Healthcare Provider Update: Healthcare Provider for Penske Automotive Group Penske Automotive Group employees typically receive healthcare coverage through a variety of providers depending on their specific plan selections, with major national insurers like Kaiser Permanente, UnitedHealthcare, and Anthem BlueCross BlueShield being among the options available. The exact provider often varies by location and the specific plan chosen during open enrollment. Healthcare Cost Projections for 2026 The healthcare landscape is set for significant upheaval in 2026, with potential premium hikes expected to exceed 75% for many Affordable Care Act (ACA) marketplace enrollees, largely due to the expiration of enhanced federal subsidies.
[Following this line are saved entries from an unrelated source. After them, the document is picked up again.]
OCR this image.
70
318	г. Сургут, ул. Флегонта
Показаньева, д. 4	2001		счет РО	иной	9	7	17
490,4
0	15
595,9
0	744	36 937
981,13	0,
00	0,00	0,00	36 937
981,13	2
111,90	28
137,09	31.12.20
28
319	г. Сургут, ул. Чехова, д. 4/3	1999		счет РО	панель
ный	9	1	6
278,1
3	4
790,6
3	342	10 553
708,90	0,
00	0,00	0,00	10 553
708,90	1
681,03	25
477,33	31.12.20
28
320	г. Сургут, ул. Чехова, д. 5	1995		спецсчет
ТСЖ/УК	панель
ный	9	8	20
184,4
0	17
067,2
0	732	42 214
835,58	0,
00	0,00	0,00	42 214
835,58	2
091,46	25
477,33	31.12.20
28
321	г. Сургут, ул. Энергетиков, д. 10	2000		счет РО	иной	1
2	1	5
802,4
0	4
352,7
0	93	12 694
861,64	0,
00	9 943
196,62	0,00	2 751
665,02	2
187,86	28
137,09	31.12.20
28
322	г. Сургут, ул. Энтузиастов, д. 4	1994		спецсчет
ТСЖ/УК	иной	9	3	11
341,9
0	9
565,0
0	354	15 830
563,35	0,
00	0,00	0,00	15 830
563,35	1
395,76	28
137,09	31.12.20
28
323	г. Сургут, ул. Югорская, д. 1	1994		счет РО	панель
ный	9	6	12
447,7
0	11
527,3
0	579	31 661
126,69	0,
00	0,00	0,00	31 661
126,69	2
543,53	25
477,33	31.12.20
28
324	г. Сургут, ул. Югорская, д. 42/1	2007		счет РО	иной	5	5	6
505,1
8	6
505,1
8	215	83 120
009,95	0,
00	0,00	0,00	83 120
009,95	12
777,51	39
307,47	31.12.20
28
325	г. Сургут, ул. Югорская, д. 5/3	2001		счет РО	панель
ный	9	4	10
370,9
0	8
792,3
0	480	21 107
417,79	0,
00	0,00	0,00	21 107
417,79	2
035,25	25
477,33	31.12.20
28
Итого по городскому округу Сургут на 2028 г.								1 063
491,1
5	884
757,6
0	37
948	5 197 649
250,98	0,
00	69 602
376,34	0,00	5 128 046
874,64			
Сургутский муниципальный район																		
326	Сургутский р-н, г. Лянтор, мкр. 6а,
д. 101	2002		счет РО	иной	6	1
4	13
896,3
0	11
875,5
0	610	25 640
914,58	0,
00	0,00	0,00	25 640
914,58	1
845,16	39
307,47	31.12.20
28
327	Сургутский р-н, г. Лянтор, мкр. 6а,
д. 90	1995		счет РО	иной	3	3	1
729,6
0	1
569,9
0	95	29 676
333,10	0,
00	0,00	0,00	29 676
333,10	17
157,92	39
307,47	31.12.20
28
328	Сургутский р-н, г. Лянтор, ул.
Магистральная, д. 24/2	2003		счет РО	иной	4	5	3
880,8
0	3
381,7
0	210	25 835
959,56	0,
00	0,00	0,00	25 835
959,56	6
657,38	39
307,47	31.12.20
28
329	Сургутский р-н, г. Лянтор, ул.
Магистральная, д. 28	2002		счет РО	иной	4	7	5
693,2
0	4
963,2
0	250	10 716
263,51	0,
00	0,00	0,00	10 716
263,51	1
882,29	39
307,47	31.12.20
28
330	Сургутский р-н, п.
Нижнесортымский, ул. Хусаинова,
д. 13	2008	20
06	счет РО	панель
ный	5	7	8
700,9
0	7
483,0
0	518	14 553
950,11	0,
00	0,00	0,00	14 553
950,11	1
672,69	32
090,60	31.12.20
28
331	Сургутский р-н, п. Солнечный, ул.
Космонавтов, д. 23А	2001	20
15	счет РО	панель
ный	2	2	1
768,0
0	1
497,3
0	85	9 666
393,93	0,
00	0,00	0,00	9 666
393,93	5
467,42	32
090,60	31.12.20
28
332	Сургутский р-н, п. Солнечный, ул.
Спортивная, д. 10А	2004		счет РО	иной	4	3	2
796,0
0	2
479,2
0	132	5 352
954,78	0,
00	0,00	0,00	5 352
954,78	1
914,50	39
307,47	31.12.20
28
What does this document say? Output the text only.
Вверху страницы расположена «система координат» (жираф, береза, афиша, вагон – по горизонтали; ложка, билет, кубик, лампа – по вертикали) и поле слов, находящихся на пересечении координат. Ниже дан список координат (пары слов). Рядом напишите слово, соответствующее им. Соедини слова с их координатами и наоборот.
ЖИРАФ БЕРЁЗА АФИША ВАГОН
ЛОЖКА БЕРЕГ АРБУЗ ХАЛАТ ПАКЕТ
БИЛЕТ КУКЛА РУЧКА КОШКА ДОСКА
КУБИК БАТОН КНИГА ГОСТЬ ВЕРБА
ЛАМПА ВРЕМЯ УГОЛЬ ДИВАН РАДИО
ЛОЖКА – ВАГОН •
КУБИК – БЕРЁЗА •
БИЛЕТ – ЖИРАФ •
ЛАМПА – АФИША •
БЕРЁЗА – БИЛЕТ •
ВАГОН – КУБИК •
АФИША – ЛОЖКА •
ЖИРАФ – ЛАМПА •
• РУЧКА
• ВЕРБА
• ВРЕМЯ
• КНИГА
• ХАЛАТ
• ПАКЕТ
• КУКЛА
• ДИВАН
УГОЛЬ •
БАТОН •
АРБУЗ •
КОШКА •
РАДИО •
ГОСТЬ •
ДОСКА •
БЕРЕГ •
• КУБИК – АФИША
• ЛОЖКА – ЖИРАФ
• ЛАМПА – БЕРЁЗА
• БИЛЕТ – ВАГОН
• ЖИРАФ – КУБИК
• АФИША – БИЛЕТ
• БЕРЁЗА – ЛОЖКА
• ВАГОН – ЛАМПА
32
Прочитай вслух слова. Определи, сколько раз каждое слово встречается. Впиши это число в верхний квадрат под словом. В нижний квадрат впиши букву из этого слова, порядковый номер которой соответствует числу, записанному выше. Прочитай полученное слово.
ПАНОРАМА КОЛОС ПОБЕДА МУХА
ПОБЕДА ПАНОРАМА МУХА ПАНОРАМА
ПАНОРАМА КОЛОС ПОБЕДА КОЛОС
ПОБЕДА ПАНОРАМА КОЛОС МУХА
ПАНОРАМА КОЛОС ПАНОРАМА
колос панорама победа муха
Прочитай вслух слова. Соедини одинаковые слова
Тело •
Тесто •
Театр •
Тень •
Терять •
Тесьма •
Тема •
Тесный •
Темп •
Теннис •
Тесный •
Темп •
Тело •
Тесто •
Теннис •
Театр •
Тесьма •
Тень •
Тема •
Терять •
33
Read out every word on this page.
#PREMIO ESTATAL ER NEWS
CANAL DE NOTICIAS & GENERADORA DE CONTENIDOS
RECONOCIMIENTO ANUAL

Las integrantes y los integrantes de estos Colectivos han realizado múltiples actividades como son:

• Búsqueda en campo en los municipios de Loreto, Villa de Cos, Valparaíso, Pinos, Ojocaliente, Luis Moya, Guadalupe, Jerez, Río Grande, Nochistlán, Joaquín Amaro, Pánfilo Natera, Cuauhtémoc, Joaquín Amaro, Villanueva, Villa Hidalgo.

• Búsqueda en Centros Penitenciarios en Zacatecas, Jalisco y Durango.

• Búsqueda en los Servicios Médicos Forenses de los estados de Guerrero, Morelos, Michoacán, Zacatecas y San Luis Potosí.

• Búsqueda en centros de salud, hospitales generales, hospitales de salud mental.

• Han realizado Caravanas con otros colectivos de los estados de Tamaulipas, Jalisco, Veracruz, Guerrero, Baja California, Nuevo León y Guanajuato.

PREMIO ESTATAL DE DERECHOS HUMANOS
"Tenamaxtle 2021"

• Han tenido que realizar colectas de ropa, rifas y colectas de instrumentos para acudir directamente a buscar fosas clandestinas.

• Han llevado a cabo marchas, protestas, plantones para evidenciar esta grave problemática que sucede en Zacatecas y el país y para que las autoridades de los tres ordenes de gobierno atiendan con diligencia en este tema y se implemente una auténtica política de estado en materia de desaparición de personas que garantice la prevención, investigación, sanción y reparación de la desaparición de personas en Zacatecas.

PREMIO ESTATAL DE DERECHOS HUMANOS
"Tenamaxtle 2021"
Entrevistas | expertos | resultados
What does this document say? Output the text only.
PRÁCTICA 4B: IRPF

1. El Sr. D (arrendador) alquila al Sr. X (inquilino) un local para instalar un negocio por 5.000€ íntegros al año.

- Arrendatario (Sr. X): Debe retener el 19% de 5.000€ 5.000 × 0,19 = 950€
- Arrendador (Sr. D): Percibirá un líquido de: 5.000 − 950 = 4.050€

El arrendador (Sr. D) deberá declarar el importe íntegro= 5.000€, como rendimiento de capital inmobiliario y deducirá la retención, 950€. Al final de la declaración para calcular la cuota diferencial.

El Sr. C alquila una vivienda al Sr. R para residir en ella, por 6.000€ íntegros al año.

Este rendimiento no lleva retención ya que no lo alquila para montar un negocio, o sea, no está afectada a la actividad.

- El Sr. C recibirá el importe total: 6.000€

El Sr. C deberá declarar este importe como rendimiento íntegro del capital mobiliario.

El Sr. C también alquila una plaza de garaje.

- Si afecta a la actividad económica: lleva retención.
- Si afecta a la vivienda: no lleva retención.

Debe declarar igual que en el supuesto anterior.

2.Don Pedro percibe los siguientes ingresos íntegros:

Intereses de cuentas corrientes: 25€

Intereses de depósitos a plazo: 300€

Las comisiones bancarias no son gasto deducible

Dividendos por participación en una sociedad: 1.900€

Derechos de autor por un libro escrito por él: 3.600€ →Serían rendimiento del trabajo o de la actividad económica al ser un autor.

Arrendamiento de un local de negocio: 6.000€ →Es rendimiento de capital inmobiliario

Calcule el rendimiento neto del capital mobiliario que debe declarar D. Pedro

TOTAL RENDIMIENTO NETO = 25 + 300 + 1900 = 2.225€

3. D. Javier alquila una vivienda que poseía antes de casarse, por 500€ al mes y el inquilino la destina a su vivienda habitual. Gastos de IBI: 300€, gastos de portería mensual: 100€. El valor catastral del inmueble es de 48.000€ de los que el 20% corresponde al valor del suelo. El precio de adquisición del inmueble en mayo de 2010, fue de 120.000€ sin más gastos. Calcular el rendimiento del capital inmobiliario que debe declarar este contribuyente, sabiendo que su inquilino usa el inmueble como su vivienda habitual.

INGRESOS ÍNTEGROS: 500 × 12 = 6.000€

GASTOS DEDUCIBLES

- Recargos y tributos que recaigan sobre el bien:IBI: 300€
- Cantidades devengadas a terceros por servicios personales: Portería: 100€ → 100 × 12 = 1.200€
Penske Automotive Group employees, particularly those nearing retirement, may face steep increases in their healthcare costs as insurers respond to rising medical expenses and price inflation. With the ACA marketplace seeing some state requests for premium increases reaching as high as 66%, careful financial planning will be essential for employees heading into another challenging year in healthcare affordability. Click here to learn more
'Penske Automotive Group employees should recognize that forgotten 401(k) accounts are not just numbers left behind—they represent real retirement dollars that can be reclaimed and consolidated to bolster their financial future.' – Michael Corgiat, a representative of The Retirement Group, a division of Wealth Enhancement.
'Penske Automotive Group employees who leave old 401(k) accounts unattended risk higher fees and missed opportunities, which is why it's wise to track and consolidate these balances into a more organized retirement portfolio.' – Brent Wolf, a representative of The Retirement Group, a division of Wealth Enhancement.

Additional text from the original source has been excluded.